立海大附属には部活動のために地方から入学する生徒も多く、一定の予算をかけて中高合同の寮が用意されている。内装も綺麗で、食堂では栄養バランスの計算されつくしたメニューが日替わりで出される。それでも毛利はその完璧な寮を選ばず、一般の単身者用賃貸マンションに一人で暮らしていた。
 オートロック完備、風呂トイレはセパレートで独立洗面台もある十畳の1K。二口ガスコンロのキッチンと居住スペースの間には建て付けの良い扉がある。ベッドはセミダブルサイズで、二人掛けのソファも置かれている。スチールシェルフに置かれた40型の液晶テレビと最新型のブルーレイレコーダー。それらの間には雑誌やテニス用具、取り込んだ洗濯物や空になったペットボトルなんかが散乱している。季節感を失うほど空調の効いた空間にはいつも爆音でロックが流れている。

 それが毛利の住む部屋だった。

SHOW ME HOW TO LOVE

 仁王はベッドに凭れて雑誌を読んでいた。床から拾い上げた二週間前の週間漫画雑誌にはいくつか定期的に読んでいる連載があった。いつも誰かに借りるから、仁王は自分の金でそれらの漫画を読んだことはなかった。このところまともに学校へ行っていなかったせいで、仁王にとっての最新はその号だった。
 なんや、仁王、来とったんか。
 爆音で流れるロックの合間、後ろから声が掛かって、仁王は振り返る。この部屋に訪れたときからずっと眠っていた毛利の、いつもより重た気な目と目が合った。服は着ていなくて、おそらくまた女でも連れ込んでいたんだろうと仁王は彼を起こすことをしていなかった。おはよ、とだけ返して仁王は雑誌に戻る。
 何読んどるん?漫画。いや、それはわかるけど。後ろから覗き込みながら、毛利は仁王の髪に指を通す。三ヶ月前から仁王の髪は金色だった。その前は赤だった。中学に入る前から色素を取り去っていた仁王の髪は、どんな色でも鮮やかさを失うことなく受け入れる。その代償として、仁王の髪は限界まで傷んでいた。
 仁王、こっち向きんさい。
 傷みきって軋む髪に指を通しながら、毛利が言った。仁王は素直に従う。当然のように毛利が唇を重ねてくる。仁王も当たり前に受け入れた。

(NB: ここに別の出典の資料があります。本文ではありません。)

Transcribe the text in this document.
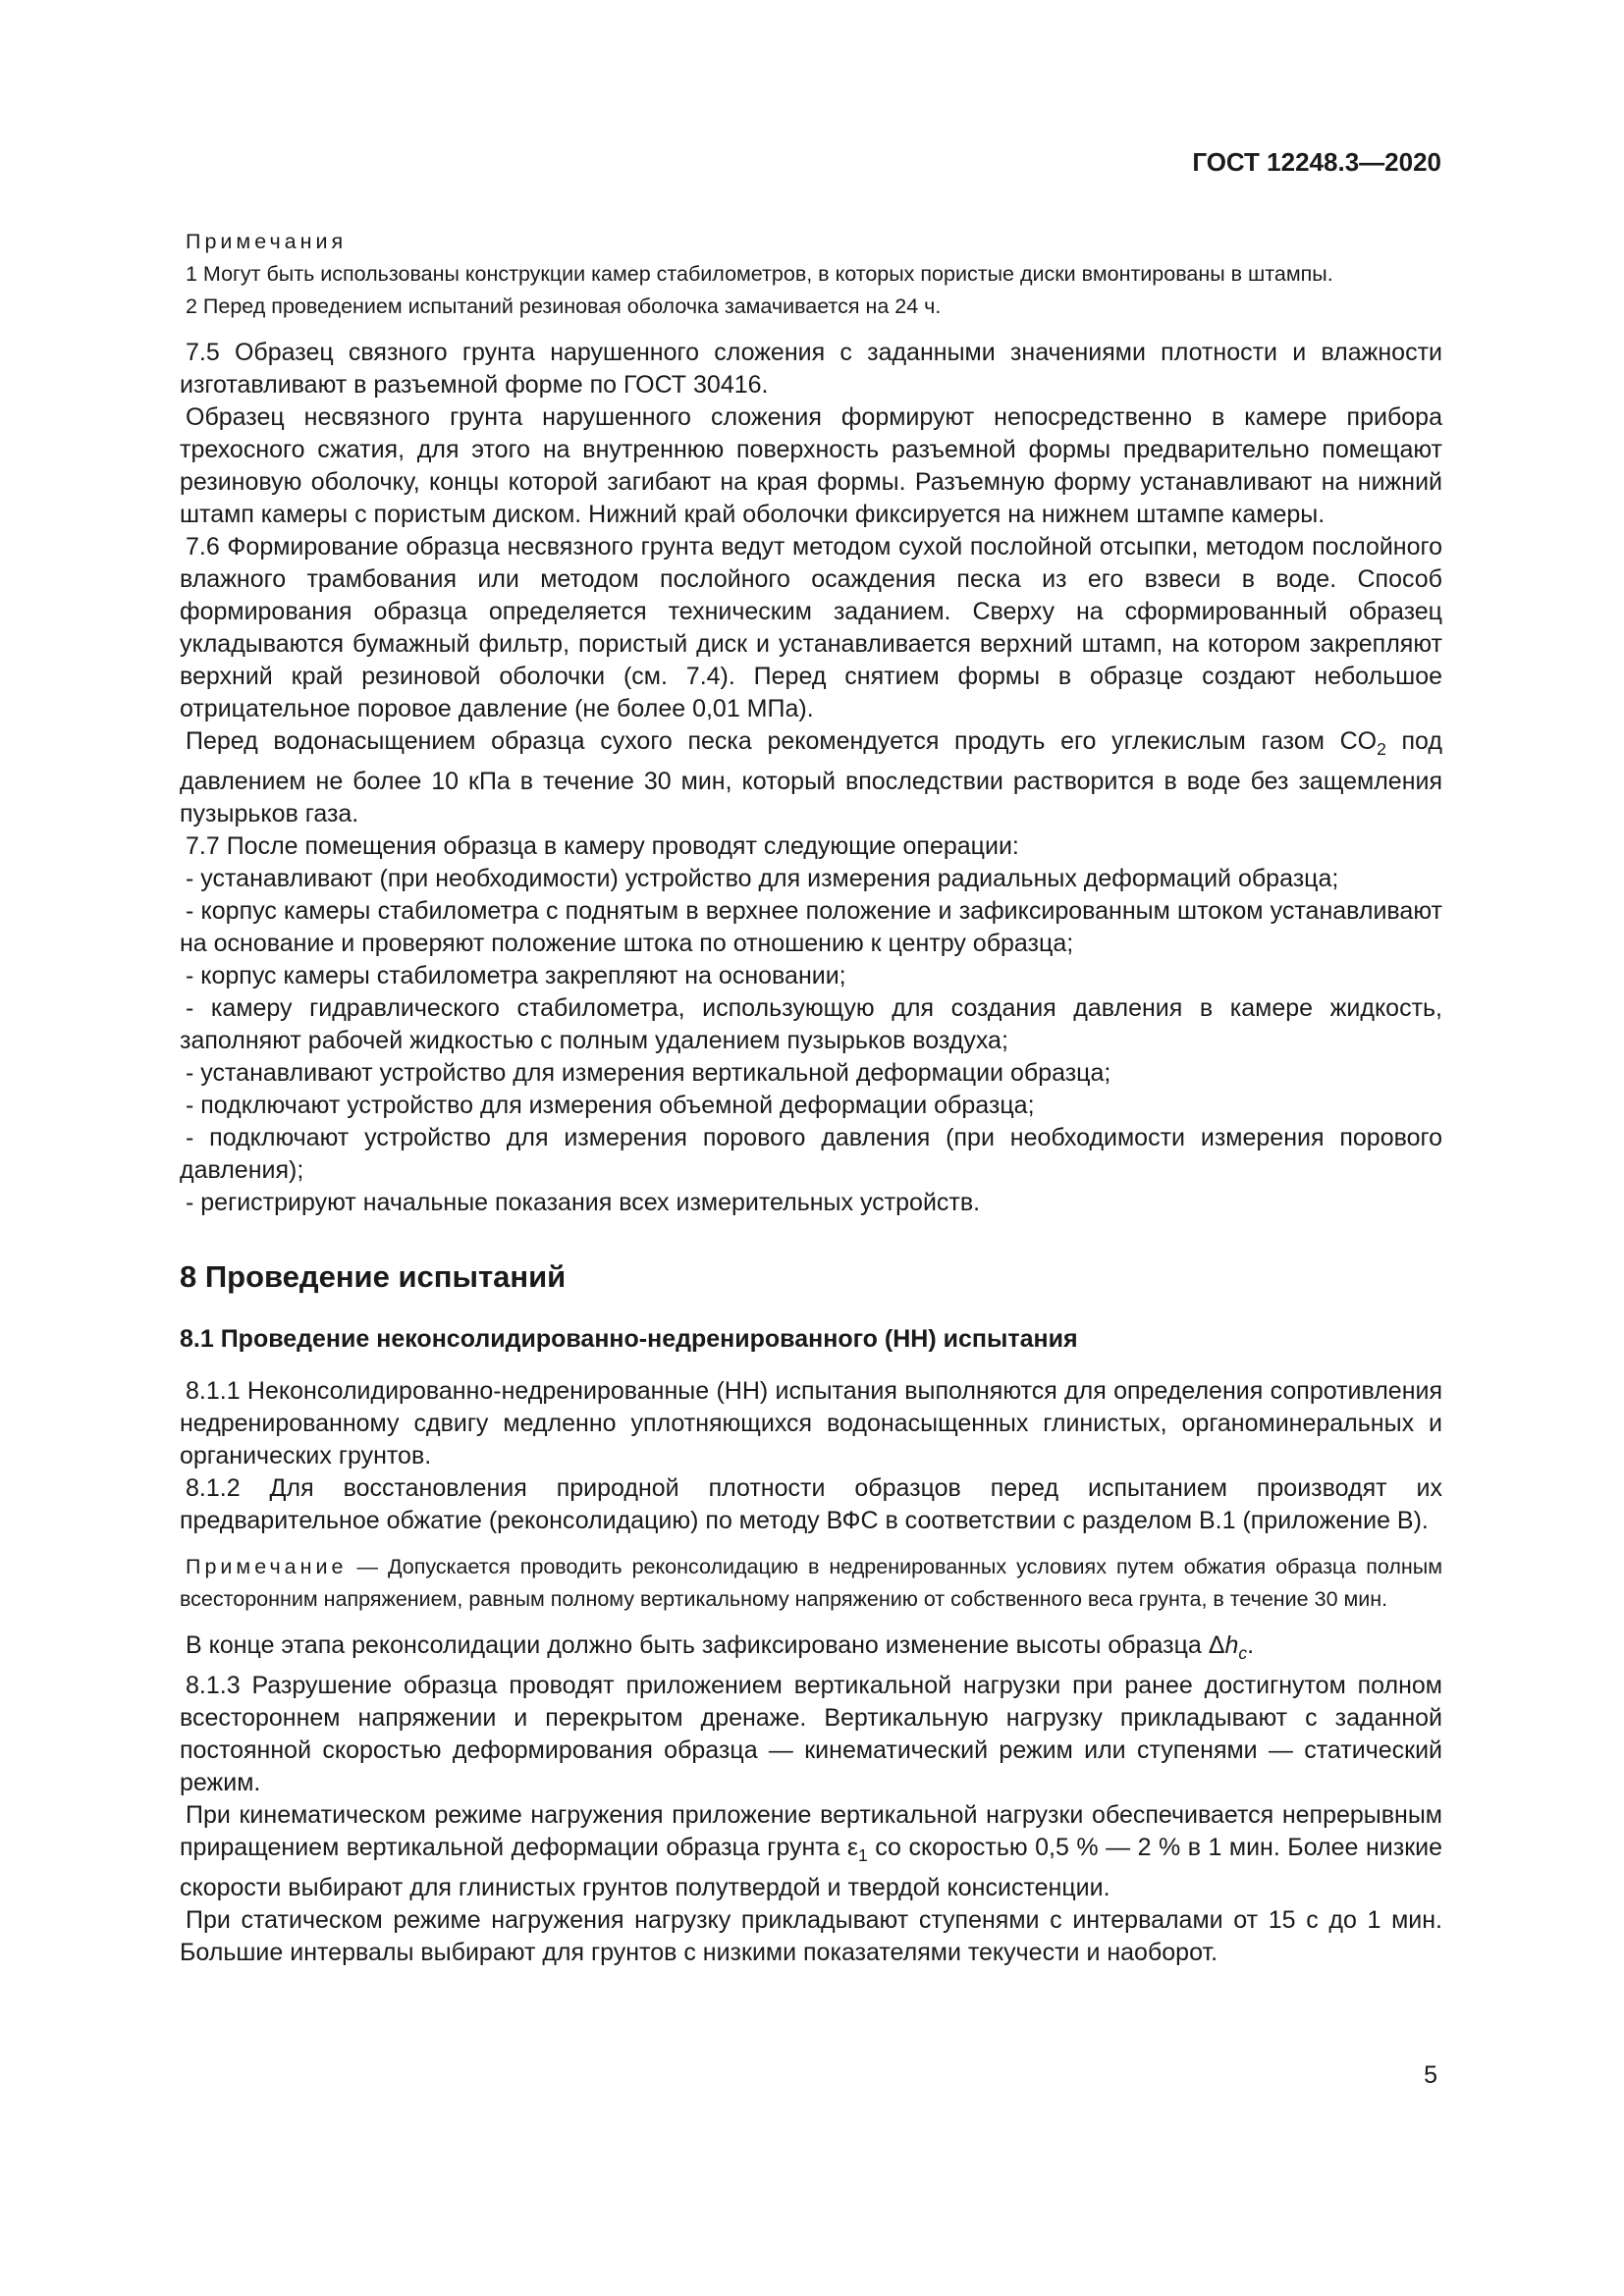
ГОСТ 12248.3—2020
Примечания
1 Могут быть использованы конструкции камер стабилометров, в которых пористые диски вмонтированы в штампы.
2 Перед проведением испытаний резиновая оболочка замачивается на 24 ч.

7.5 Образец связного грунта нарушенного сложения с заданными значениями плотности и влажности изготавливают в разъемной форме по ГОСТ 30416.

Образец несвязного грунта нарушенного сложения формируют непосредственно в камере прибора трехосного сжатия, для этого на внутреннюю поверхность разъемной формы предварительно помещают резиновую оболочку, концы которой загибают на края формы. Разъемную форму устанавливают на нижний штамп камеры с пористым диском. Нижний край оболочки фиксируется на нижнем штампе камеры.

7.6 Формирование образца несвязного грунта ведут методом сухой послойной отсыпки, методом послойного влажного трамбования или методом послойного осаждения песка из его взвеси в воде. Способ формирования образца определяется техническим заданием. Сверху на сформированный образец укладываются бумажный фильтр, пористый диск и устанавливается верхний штамп, на котором закрепляют верхний край резиновой оболочки (см. 7.4). Перед снятием формы в образце создают небольшое отрицательное поровое давление (не более 0,01 МПа).

Перед водонасыщением образца сухого песка рекомендуется продуть его углекислым газом $CO_2$ под давлением не более 10 кПа в течение 30 мин, который впоследствии растворится в воде без защемления пузырьков газа.

7.7 После помещения образца в камеру проводят следующие операции:

- устанавливают (при необходимости) устройство для измерения радиальных деформаций образца;

- корпус камеры стабилометра с поднятым в верхнее положение и зафиксированным штоком устанавливают на основание и проверяют положение штока по отношению к центру образца;

- корпус камеры стабилометра закрепляют на основании;

- камеру гидравлического стабилометра, использующую для создания давления в камере жидкость, заполняют рабочей жидкостью с полным удалением пузырьков воздуха;

- устанавливают устройство для измерения вертикальной деформации образца;

- подключают устройство для измерения объемной деформации образца;

- подключают устройство для измерения порового давления (при необходимости измерения порового давления);

- регистрируют начальные показания всех измерительных устройств.

8 Проведение испытаний
8.1 Проведение неконсолидированно-недренированного (НН) испытания

8.1.1 Неконсолидированно-недренированные (НН) испытания выполняются для определения сопротивления недренированному сдвигу медленно уплотняющихся водонасыщенных глинистых, органоминеральных и органических грунтов.

8.1.2 Для восстановления природной плотности образцов перед испытанием производят их предварительное обжатие (реконсолидацию) по методу ВФС в соответствии с разделом В.1 (приложение В).

Примечание — Допускается проводить реконсолидацию в недренированных условиях путем обжатия образца полным всесторонним напряжением, равным полному вертикальному напряжению от собственного веса грунта, в течение 30 мин.

В конце этапа реконсолидации должно быть зафиксировано изменение высоты образца $\Delta h_c$.

8.1.3 Разрушение образца проводят приложением вертикальной нагрузки при ранее достигнутом полном всестороннем напряжении и перекрытом дренаже. Вертикальную нагрузку прикладывают с заданной постоянной скоростью деформирования образца — кинематический режим или ступенями — статический режим.

При кинематическом режиме нагружения приложение вертикальной нагрузки обеспечивается непрерывным приращением вертикальной деформации образца грунта $\varepsilon_1$ со скоростью 0,5 % — 2 % в 1 мин. Более низкие скорости выбирают для глинистых грунтов полутвердой и твердой консистенции.

При статическом режиме нагружения нагрузку прикладывают ступенями с интервалами от 15 с до 1 мин. Большие интервалы выбирают для грунтов с низкими показателями текучести и наоборот.

5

 仁王も地方出身者だった。けれど特待生として単身乗り込んできたわけではなく、親の転勤でたまたまこの地へやって来ただけの話だった。
 テニスは小学校高学年から始めた。地元で負けたことはなかったから、地域でテニスの一番強い学校を選んだ。それが立海大附属で、地域どころか日本で一番強い中学なのだと知ったのは願書を出した後のことだ。無事合格を果たし、どうせなら天下取っちゃるよ、と意気込んで入学したものの、化け物じみた同級生に三人出くわしたところで早々に野望は捨てた。
 惰性のように在籍を続けたテニス部で出会ったのが毛利だった。全国最強に相応しく規律の厳しい部の中にあって、彼は異質だった。まず部活動にあまり顔を出さない。勝つことに妄執しているようにも見えない。それでいて彼らの学年の中では抜きん出た実力を持っていたから、二年生ながらに三年生が引退する前からレギュラーとして当たり前のように公式戦に出場していた。
 毛利が仁王と同じように地方から出てきた人間だったということが理由だったかはわからないが、すぐに彼らは打ち解けた。おそらく仁王の髪が生真面目な先輩から批判されるような色だったことも原因のひとつだったのだろう。とにかく毛利は仁王を気にかけたし、チームメイトを含む学友とそれほど馴れ合うでもなく、反抗期を迎え家庭にもあまり寄り付かなくなっていた仁王もその贔屓を素直に受け入れた。最初の大きな大会をベンチで終え、秋を迎える頃には仁王は週の半分近くを毛利の部屋で過ごすようになっていた。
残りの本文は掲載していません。